Um "edifício", seja ele espiritual, científico, social, não é construído sem instrumentos. O homem, atividade permanente, "utiliza as propriedades mecânicas, físicas ou químicas das coisas, como instrumentos de seu poder (Machtmittel) e de acordo com seus fins''. O contexto político da frase é claro: um instrumento não apenas aumenta a força física do homem mas amplia o seu poder. Do exemplo arquitetônico, passando pelo instrumento, Marx chega ao modelo orgânico. Note-se que não há repulsa de um pelo outro, mas ambos são integrados: com o instrumento, "a natureza torna-se um dos órgãos da atividade humana, o qual o homem anexa aos seus próprios órgãos". Voltemos um pouco antes dessa descrição
fenomenológica da consciência que produz instrumentos.

Reencontramos o símile do edifício não posto na sua exterioridade, como algo fatal a ser aceito pelos homens. O edifício, agora, é pensado com o demiurgo, sem que Marx deixe de movimentar as figuras do instrumentos mecânicos e as propriedades físicas, químicas etc. O conceito fundamental, então, é o de passagem entre homem e natureza (por isso, o instrumento é definido como um "condutor"). O "edifício", nesse passo, é o próprio corpo humano, modificado em relação ao animal, pela arte e pela técnica. A forma arquitetônica adquire movimento com o ato racional. Lugar-comum do marxismo, é o símile da abelha, da aranha, dos homens. Tal paradigma vem dos pré-socráticos, e foi elaborado por Platão, sendo fundamental no Renascimento. Gregory Vlastos, num ensaio fundamental sobre Demócrito, sublinha a originalidade do pensador arcaico, especialmente na idéia de que o homem constrói a si mesmo, tanto no plano ético quanto no seu relacionamento com o cosmos.
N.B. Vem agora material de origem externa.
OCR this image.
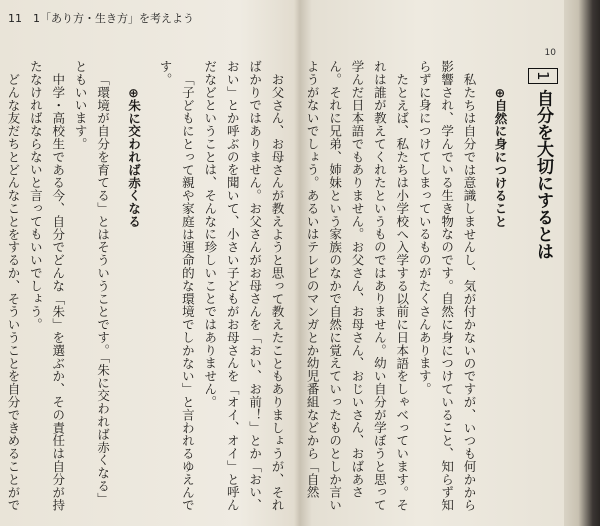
11　1「あり方・生き方」を考えよう

お父さん、お母さんが教えようと思って教えたこともありましょうが、そればかりではありません。お父さんがお母さんを「おい、お前！」とか「おい、おい」とか呼ぶのを聞いて、小さい子どもがお母さんを「オイ、オイ」と呼んだなどということは、そんなに珍しいことではありません。

「子どもにとって親や家庭は運命的な環境でしかない」と言われるゆえんです。

⊕朱に交われば赤くなる

「環境が自分を育てる」とはそういうことです。「朱に交われば赤くなる」ともいいます。

中学・高校生である今、自分でどんな「朱」を選ぶか、その責任は自分が持たなければならないと言ってもいいでしょう。

どんな友だちとどんなことをするか、そういうことを自分できめることがで

10
1自分を大切にするとは
⊕自然に身につけること

私たちは自分では意識しませんし、気が付かないのですが、いつも何かから影響され、学んでいる生き物なのです。自然に身につけていること、知らず知らずに身につけてしまっているものがたくさんあります。

たとえば、私たちは小学校へ入学する以前に日本語をしゃべっています。それは誰が教えてくれたというものではありません。幼い自分が学ぼうと思って学んだ日本語でもありません。お父さん、お母さん、おじいさん、おばあさん。それに兄弟、姉妹という家族のなかで自然に覚えていったものとしか言いようがないでしょう。あるいはテレビのマンガとか幼児番組などから「自然
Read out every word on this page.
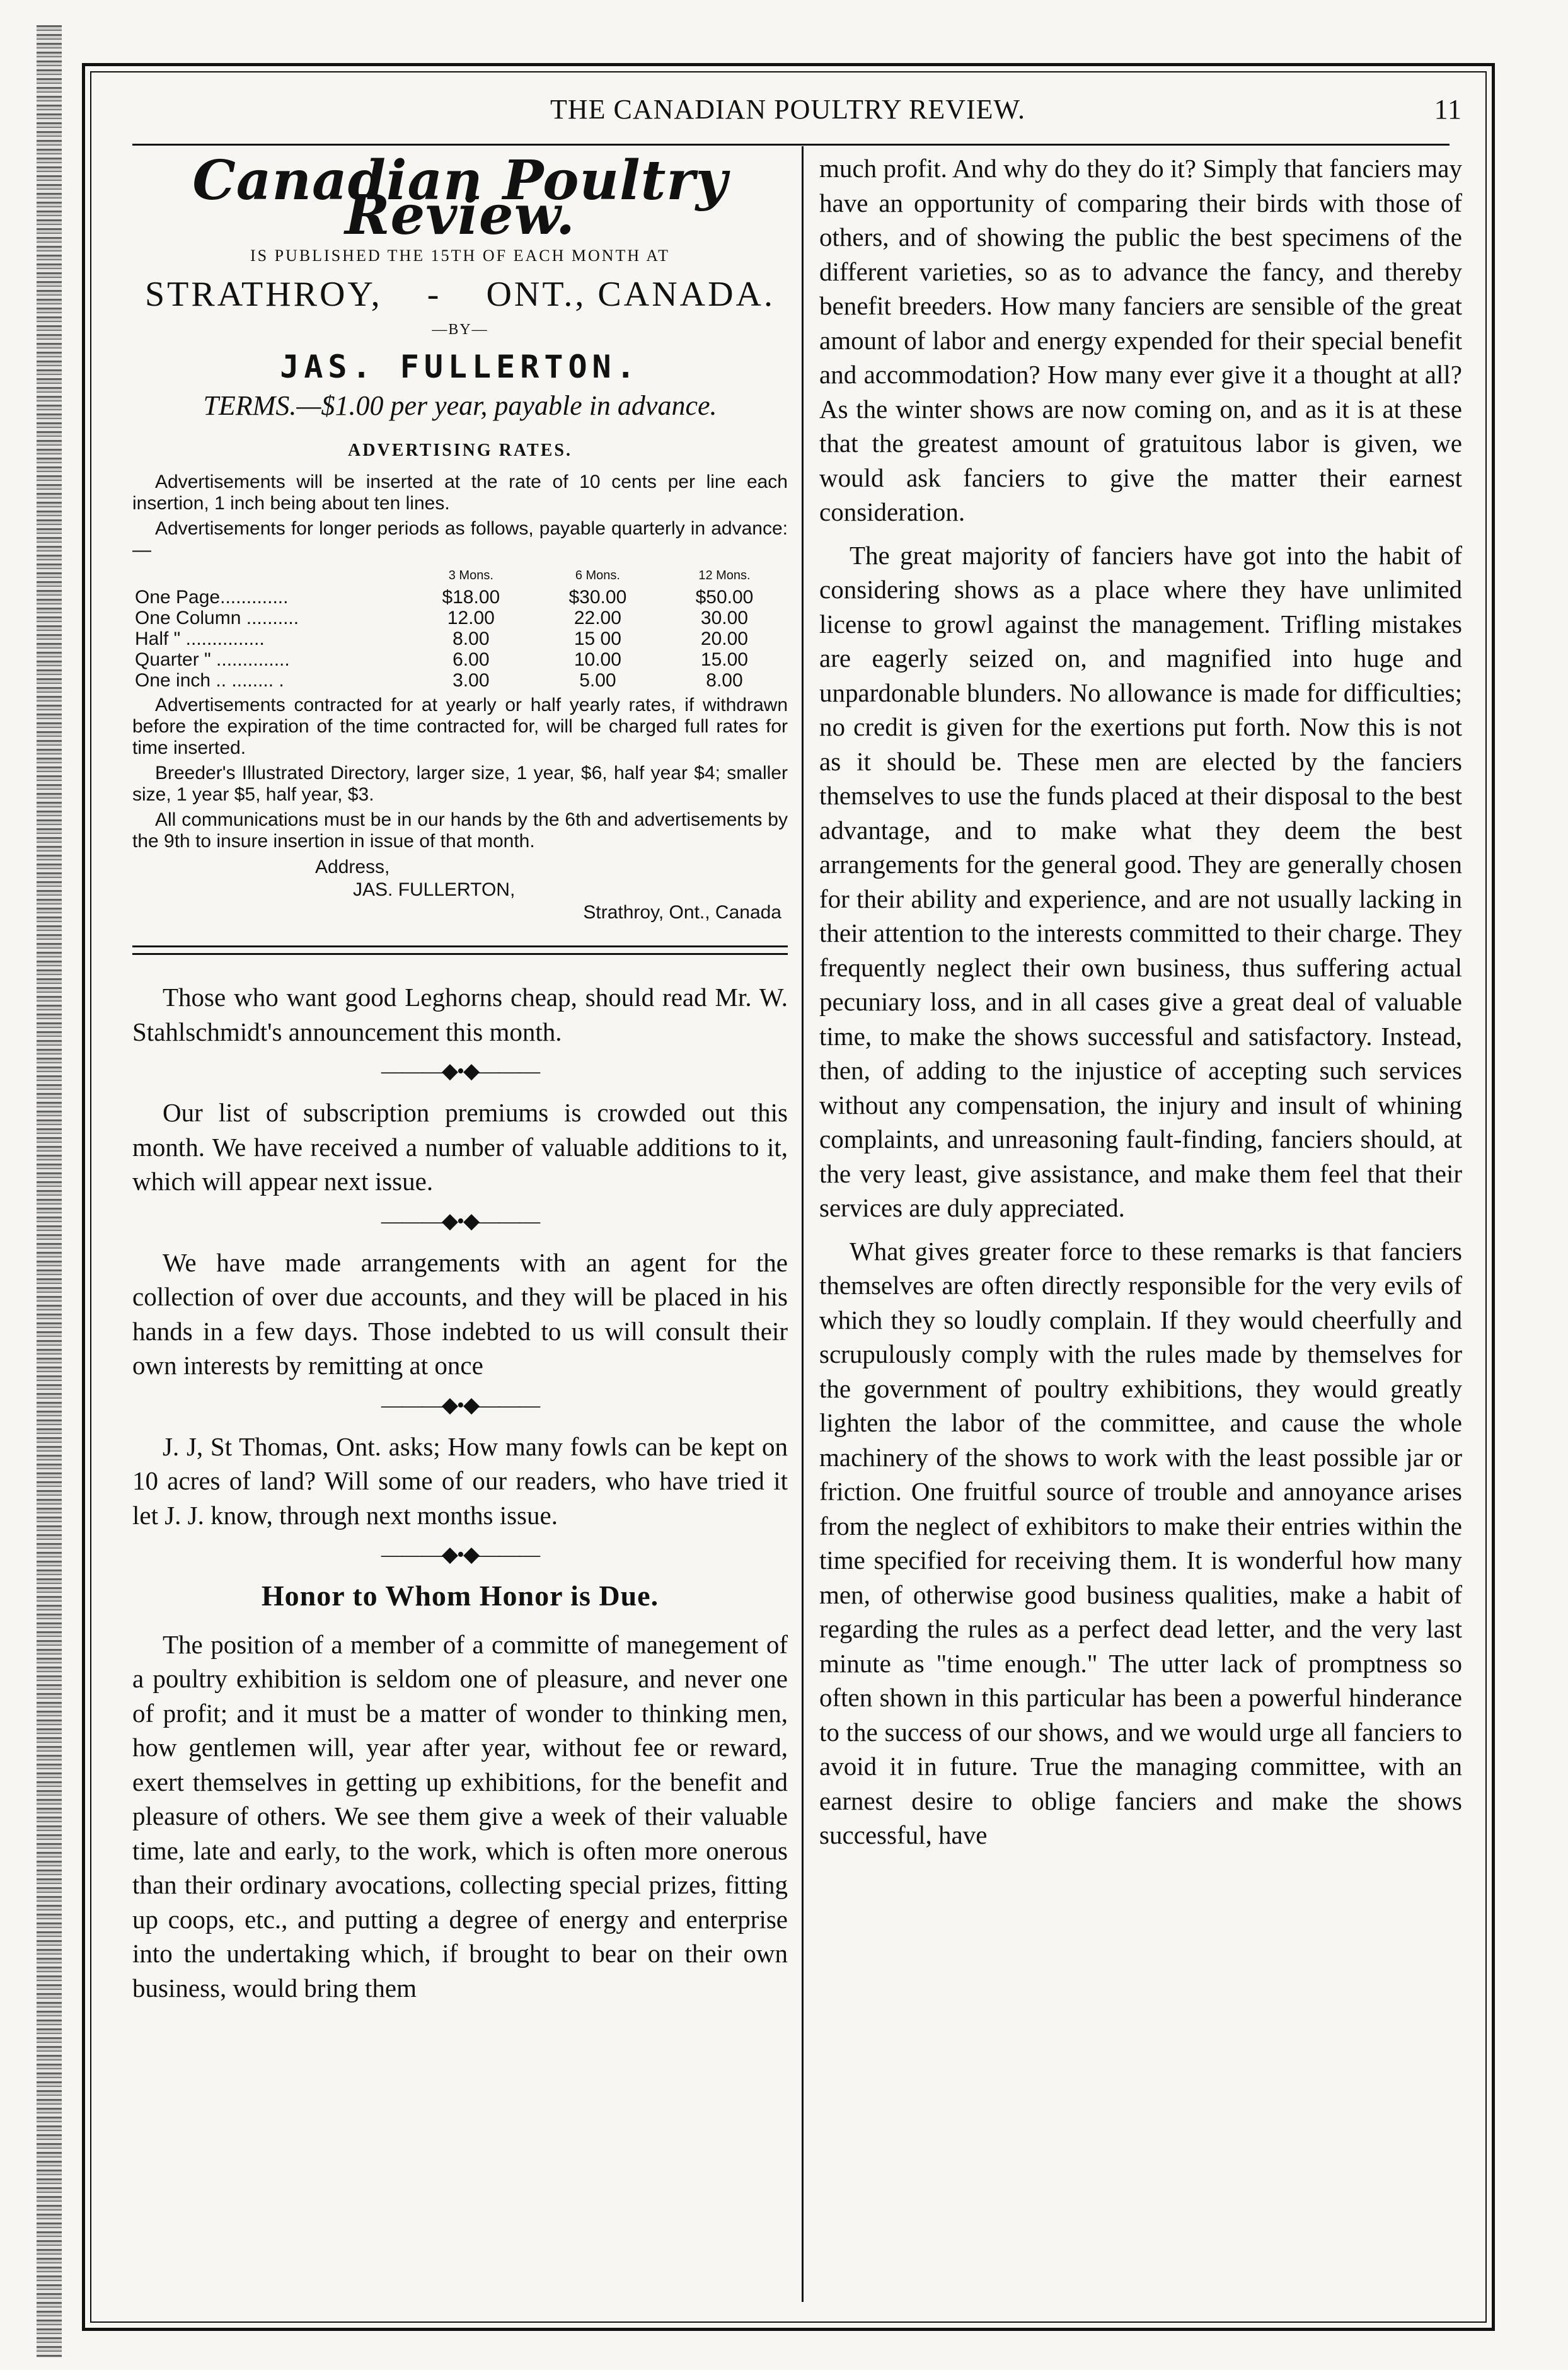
THE CANADIAN POULTRY REVIEW.	11
Canadian Poultry Review.
IS PUBLISHED THE 15TH OF EACH MONTH AT
STRATHROY, - ONT., CANADA.
—BY—
JAS. FULLERTON.
TERMS.—$1.00 per year, payable in advance.
ADVERTISING RATES.

Advertisements will be inserted at the rate of 10 cents per line each insertion, 1 inch being about ten lines.

Advertisements for longer periods as follows, payable quarterly in advance:—

	3 Mons.	6 Mons.	12 Mons.
One Page.............	$18.00	$30.00	$50.00
One Column ..........	12.00	22.00	30.00
Half " ...............	8.00	15 00	20.00
Quarter " ..............	6.00	10.00	15.00
One inch .. ........ .	3.00	5.00	8.00

Advertisements contracted for at yearly or half yearly rates, if withdrawn before the expiration of the time contracted for, will be charged full rates for time inserted.

Breeder's Illustrated Directory, larger size, 1 year, $6, half year $4; smaller size, 1 year $5, half year, $3.

All communications must be in our hands by the 6th and advertisements by the 9th to insure insertion in issue of that month.

Address,
JAS. FULLERTON,
Strathroy, Ont., Canada

Those who want good Leghorns cheap, should read Mr. W. Stahlschmidt's announcement this month.

———◆•◆———

Our list of subscription premiums is crowded out this month. We have received a number of valuable additions to it, which will appear next issue.

———◆•◆———

We have made arrangements with an agent for the collection of over due accounts, and they will be placed in his hands in a few days. Those indebted to us will consult their own interests by remitting at once

———◆•◆———

J. J, St Thomas, Ont. asks; How many fowls can be kept on 10 acres of land? Will some of our readers, who have tried it let J. J. know, through next months issue.

———◆•◆———
Honor to Whom Honor is Due.

The position of a member of a committe of manegement of a poultry exhibition is seldom one of pleasure, and never one of profit; and it must be a matter of wonder to thinking men, how gentlemen will, year after year, without fee or reward, exert themselves in getting up exhibitions, for the benefit and pleasure of others. We see them give a week of their valuable time, late and early, to the work, which is often more onerous than their ordinary avocations, collecting special prizes, fitting up coops, etc., and putting a degree of energy and enterprise into the undertaking which, if brought to bear on their own business, would bring them

much profit. And why do they do it? Simply that fanciers may have an opportunity of comparing their birds with those of others, and of showing the public the best specimens of the different varieties, so as to advance the fancy, and thereby benefit breeders. How many fanciers are sensible of the great amount of labor and energy expended for their special benefit and accommodation? How many ever give it a thought at all? As the winter shows are now coming on, and as it is at these that the greatest amount of gratuitous labor is given, we would ask fanciers to give the matter their earnest consideration.

The great majority of fanciers have got into the habit of considering shows as a place where they have unlimited license to growl against the management. Trifling mistakes are eagerly seized on, and magnified into huge and unpardonable blunders. No allowance is made for difficulties; no credit is given for the exertions put forth. Now this is not as it should be. These men are elected by the fanciers themselves to use the funds placed at their disposal to the best advantage, and to make what they deem the best arrangements for the general good. They are generally chosen for their ability and experience, and are not usually lacking in their attention to the interests committed to their charge. They frequently neglect their own business, thus suffering actual pecuniary loss, and in all cases give a great deal of valuable time, to make the shows successful and satisfactory. Instead, then, of adding to the injustice of accepting such services without any compensation, the injury and insult of whining complaints, and unreasoning fault-finding, fanciers should, at the very least, give assistance, and make them feel that their services are duly appreciated.

What gives greater force to these remarks is that fanciers themselves are often directly responsible for the very evils of which they so loudly complain. If they would cheerfully and scrupulously comply with the rules made by themselves for the government of poultry exhibitions, they would greatly lighten the labor of the committee, and cause the whole machinery of the shows to work with the least possible jar or friction. One fruitful source of trouble and annoyance arises from the neglect of exhibitors to make their entries within the time specified for receiving them. It is wonderful how many men, of otherwise good business qualities, make a habit of regarding the rules as a perfect dead letter, and the very last minute as "time enough." The utter lack of promptness so often shown in this particular has been a powerful hinderance to the success of our shows, and we would urge all fanciers to avoid it in future. True the managing committee, with an earnest desire to oblige fanciers and make the shows successful, have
Marx recusa o mimetismo entre homem e animais. O capital usa, para realçar a diferença entre homens e animais, justamente, a consciência. Uma aranha efetiva operações parecidas com as do tecelão, e a abelha poderia envergonhar muito arquiteto humano (Baumeister), pela construção de suas celas. Mas o que distingue o pior arquiteto da melhor abelha é que o arquiteto constrói (gebaut) a cela na sua cabeça antes de construí-la na cera. No final de todo processo de trabalho, emerge um resultado que já tinha sido concebido na representação (Vorstellung) no início, logo já existia de modo ideal (ideell). Esse campo conceitual e imagético amplia a metáfora arquitetônica, mas sem a carga da exterioridade "objetiva", suposta numa leitura isolada do trecho sobre a "superestrutura". Nesse item, Marx retoma Hegel. Nas Lições sobre a estética, ao se discutir a arquitetura, entre outras artes, afirma-se que ela "não imita a natureza". Ao redor dos conceitos filosóficos utilizados por Marx, notemos o termo "Ideell". Este é um ponto estratégico no que tange ao exercício do pensamento. Não temos, em nossa língua, equivalente para o matiz, encontrável no alemão e no francês, entre "Ideal" (modelo, protótipo), e "Ideell" (o que está no pensamento, na representação, "Vorstellung", de quem concebe). Muitas hermenêuticas do texto marxista perderam esse elemento ativo, o qual supõe o ato subjetivo de imaginar e de refletir. Ainda um trecho supostamente "conhecido", mas necessário para definir a consistência do paradigma da arquitetura e do demiurgo arquiteto, no momento em que Marx rompe com o mestre Hegel. “Meu método dialético, nas suas fundações, é não só diverso perante o de Hegel, mas o seu oposto direto. Para Hegel, é o processo de pensamento, o qual ele transforma, sob o nome de Idéia (Idee) num sujeito independente, o demiurgo do efetivo (der Demiurg de Wirklichen), o qual seria apenas a sua aparência externa figurada. Para mim, pelo contrário, o ideal (das Ideelle) nada mais é do que o material invertido e traduzido (überzetzte) na cabeça do homem.53 Na tradução de Fowkes, "demiurgo" é posto como "criador",54 o que impõe ao pensamento de Marx a forma cristã e romântica, retirando-lhe as ressonâncias filosóficas originais.